On my way to his house, I had walked past the police station , which still has a phone on the outside wall for anyone who might go there to summon assistance, I had wondered about whether the building was still used and asked him. “It is,” he told me, “but by back room staff of some sort who have an office there. There are no patrol cars based there – not that we really need them, what would they do?”
He was right. He leaves his mobility scooter parked near his front door at night time, the charger cable being pushed in through the letter box and plugged into an electric socket – it is never touched. Incidences of crime in the local community are minimal. Medieval churches lie open all day without vandalism, electric gates and burglar alarms are rare sights in these parts. I remembered Bill Bryson writing about similar places in his book Notes from a Big Country. He described life in New Hampshire in the late 1990s:
That people leave their cars unlocked and the windows open tells you something more about the town, of course. The fact is, there is no crime here. People will casually leave a $500 bicycle propped against a tree and go off to do their shopping. If someone did steal it, I am almost certain the victim would run after the thief shouting: “Could you please return it to 32 Wilson Avenue when you’ve finished? And watch out for the third gear – it sticks.”

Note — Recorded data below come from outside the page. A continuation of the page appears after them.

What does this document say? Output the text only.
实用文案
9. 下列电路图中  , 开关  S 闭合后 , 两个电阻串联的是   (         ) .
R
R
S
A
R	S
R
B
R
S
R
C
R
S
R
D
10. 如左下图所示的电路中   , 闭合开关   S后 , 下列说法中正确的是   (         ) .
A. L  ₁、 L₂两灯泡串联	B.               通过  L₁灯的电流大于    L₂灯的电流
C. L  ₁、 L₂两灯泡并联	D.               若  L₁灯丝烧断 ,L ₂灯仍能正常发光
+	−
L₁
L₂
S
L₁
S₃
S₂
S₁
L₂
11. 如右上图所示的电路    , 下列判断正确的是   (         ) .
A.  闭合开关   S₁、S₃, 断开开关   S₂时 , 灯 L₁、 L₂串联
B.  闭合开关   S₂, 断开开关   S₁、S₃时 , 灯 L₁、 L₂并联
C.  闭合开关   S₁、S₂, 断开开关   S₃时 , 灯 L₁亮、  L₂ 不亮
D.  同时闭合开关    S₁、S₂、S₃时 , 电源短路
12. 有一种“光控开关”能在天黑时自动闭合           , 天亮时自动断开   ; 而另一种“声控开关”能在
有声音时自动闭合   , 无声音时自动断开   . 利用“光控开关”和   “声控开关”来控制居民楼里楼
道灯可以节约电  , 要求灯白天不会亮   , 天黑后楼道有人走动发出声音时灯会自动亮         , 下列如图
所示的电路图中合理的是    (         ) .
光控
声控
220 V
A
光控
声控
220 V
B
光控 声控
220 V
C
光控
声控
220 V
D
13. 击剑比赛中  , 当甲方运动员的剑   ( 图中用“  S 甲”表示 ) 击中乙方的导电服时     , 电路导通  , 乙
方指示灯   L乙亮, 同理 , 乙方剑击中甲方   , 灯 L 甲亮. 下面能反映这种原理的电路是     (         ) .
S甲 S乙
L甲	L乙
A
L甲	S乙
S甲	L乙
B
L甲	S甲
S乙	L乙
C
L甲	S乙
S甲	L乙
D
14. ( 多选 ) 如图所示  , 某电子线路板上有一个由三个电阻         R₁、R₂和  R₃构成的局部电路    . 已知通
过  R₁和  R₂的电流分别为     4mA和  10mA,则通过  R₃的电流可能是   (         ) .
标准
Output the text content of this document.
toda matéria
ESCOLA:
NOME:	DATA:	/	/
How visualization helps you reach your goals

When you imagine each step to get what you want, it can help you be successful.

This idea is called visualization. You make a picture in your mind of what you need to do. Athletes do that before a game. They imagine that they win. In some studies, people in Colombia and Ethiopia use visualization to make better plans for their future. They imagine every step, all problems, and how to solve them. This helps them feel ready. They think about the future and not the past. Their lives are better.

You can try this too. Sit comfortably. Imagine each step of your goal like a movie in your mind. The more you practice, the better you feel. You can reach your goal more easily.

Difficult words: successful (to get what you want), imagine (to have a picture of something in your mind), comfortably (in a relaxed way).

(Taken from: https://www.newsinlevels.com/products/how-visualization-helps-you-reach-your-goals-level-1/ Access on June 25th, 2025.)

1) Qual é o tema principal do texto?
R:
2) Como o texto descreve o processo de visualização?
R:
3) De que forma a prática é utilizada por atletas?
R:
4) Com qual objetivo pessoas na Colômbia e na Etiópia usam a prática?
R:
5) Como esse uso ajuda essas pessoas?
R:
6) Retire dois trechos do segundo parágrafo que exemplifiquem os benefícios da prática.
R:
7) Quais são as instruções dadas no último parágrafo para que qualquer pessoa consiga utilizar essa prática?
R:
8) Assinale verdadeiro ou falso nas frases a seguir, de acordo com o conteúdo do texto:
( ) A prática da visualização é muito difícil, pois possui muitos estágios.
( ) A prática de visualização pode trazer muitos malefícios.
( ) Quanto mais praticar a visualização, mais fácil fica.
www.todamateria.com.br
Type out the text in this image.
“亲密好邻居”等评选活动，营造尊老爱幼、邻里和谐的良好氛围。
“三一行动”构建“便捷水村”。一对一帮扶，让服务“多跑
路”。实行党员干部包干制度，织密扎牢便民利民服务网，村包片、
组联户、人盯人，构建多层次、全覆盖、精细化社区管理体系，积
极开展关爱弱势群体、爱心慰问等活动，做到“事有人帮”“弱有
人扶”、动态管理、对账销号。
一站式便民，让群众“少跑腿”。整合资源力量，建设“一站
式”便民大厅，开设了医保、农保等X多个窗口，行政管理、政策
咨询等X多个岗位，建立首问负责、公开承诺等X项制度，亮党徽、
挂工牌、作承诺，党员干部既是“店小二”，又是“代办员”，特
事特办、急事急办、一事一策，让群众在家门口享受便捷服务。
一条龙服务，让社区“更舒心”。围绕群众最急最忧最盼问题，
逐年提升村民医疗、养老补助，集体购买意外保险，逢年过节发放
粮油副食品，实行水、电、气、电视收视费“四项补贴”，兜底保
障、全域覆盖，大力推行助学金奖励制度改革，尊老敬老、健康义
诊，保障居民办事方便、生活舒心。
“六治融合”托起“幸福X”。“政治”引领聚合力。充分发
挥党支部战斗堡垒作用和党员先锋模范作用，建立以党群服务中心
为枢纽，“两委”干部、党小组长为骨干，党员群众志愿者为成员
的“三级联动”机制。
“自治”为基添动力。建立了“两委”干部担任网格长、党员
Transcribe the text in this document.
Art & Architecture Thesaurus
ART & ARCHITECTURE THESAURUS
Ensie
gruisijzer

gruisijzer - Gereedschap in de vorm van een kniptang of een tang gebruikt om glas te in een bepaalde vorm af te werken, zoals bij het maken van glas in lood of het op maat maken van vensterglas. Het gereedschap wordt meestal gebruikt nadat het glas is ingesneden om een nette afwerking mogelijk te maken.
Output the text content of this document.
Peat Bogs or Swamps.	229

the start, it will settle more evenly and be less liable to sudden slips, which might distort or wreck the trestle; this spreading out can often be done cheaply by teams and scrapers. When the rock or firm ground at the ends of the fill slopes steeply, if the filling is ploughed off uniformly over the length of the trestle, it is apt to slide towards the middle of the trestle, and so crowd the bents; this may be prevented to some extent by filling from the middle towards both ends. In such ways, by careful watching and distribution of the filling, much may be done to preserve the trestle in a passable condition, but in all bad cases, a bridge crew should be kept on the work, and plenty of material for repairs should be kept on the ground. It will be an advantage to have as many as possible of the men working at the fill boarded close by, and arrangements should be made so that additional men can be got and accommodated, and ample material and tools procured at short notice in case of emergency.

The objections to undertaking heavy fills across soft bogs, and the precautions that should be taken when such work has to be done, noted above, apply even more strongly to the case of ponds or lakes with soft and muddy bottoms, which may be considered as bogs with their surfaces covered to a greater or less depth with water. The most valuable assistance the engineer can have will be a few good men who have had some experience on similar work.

No one locks anything. I remember being astounded by this on my first visit, when an estate agent took me out to look at houses (and there’s another thing – estate agents in America know how to stand up and move around) and she kept leaving her car unlocked, even when we went into a restaurant for lunch and even though there was a portable phone on the seat and some shopping in the back.
At one of the houses she discovered she had brought the wrong key. “Back door’ll be unlocked,” she announced confidently, and it was. I subsequently realised that there was nothing unusual in this. We know people who go away on holiday without locking their doors, don’t know where their house key is, aren’t even sure whether they still have one.
Now you might reasonably wonder why, then, this is not a thief’s paradise. There are two reasons, I believe. First, there is no market for stolen goods here. If you sidled up to anyone in New Hampshire and said, “Wanna buy a car stereo?”, the person would look at you as if you were off your head and say, “No, I already have a car stereo.” Then they would report you to the police and – here is the second thing – the police would come and shoot you.
But, of course, the police don’t shoot people here because they don’t need to, because there is no crime. It is a rare and heart-warming example of a virtuous circle. We have grown used to this now, but when we were still new in town and I expressed wonder about it all to a woman who grew up in New York City but has lived here for 20 years, she laid a hand on my arm and said, as if imparting a great secret: “Honey, you’re not in the real world any longer. You’re in New Hampshire.”
Somerton is even better than New Hampshire. There is no need for policemen, certainly not for the sort who would shoot you.